Cumulative dissipated Energy was significantly lower in the group 1 compared to group 2 and the mean laser time was significantly higher in group 1 compared to group 2. Time and group showed an effect on endothelial cells count with a significant reduction of ECC during time that was significantly different between the two groups (p<0.001). Similarly time and group showed a significant effect on corneal thickness at the incision site (p<0.001). Time revealed a significant effect on corneal thickness at the central cornea but there was not a significant difference between the two groups.

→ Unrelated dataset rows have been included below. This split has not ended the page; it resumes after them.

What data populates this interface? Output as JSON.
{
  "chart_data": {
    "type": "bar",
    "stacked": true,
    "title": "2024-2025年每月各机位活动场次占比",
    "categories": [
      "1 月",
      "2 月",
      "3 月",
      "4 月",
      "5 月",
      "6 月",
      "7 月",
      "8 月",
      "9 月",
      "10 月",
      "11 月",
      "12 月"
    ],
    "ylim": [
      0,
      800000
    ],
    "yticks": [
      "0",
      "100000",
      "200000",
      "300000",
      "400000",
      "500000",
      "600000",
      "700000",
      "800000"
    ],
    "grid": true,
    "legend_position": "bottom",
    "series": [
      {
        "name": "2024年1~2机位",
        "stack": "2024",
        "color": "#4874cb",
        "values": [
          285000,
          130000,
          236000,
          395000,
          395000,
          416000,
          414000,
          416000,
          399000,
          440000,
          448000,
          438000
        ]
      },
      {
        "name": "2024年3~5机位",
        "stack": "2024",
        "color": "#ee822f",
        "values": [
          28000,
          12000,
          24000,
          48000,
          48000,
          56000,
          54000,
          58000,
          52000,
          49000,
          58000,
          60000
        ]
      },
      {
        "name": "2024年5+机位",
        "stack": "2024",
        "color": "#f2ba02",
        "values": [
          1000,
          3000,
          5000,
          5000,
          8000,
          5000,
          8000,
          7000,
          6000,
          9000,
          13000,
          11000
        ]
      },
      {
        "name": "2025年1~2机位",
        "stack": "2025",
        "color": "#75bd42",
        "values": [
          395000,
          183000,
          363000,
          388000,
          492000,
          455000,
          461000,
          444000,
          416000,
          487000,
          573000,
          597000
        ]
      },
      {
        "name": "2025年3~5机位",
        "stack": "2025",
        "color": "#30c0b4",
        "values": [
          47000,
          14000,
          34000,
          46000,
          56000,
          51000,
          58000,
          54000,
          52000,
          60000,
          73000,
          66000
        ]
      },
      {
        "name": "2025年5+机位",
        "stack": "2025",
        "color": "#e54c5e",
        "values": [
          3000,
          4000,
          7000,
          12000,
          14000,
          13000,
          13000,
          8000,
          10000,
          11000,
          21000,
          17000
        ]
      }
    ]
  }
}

Our results showed a significant reduction of CDE in the dice group compared to the cylinder group related to a denser crystalline lens fragmentation pattern in the first group by means of femtosecond laser compared to the second group. The reduced thermal trauma in the dice group was related to a reduced endothelial cells loss compared to the cylinder group. Our results were in accordance with a previous study comparing two different lens softening grid sizes by means of femtosecond laser cataract surgery demonstrating less EPT in the pattern with lower spacing compared to the pattern with larger spacing. 14
In addition a reduced corneal edema was observed at the incision site and at the center of the cornea in the dice laser group compared to the cylinder group due to the lower thermal trauma. We previously described better tunnel architecture after FLACS compared to manual surgery due to less CDE and less mechanical trauma at the tunnel site.8 In accordance with our previous results, in this study lower CDE induced less tissue trauma at the tunnel site in the group with more dense fragmentation pattern.
In conclusion femtosecond laser procedures were both safe and efficient nevertheless a higher crystalline lens fragmentation pattern was associated with a lower CDE with a consequentially lower tissue trauma.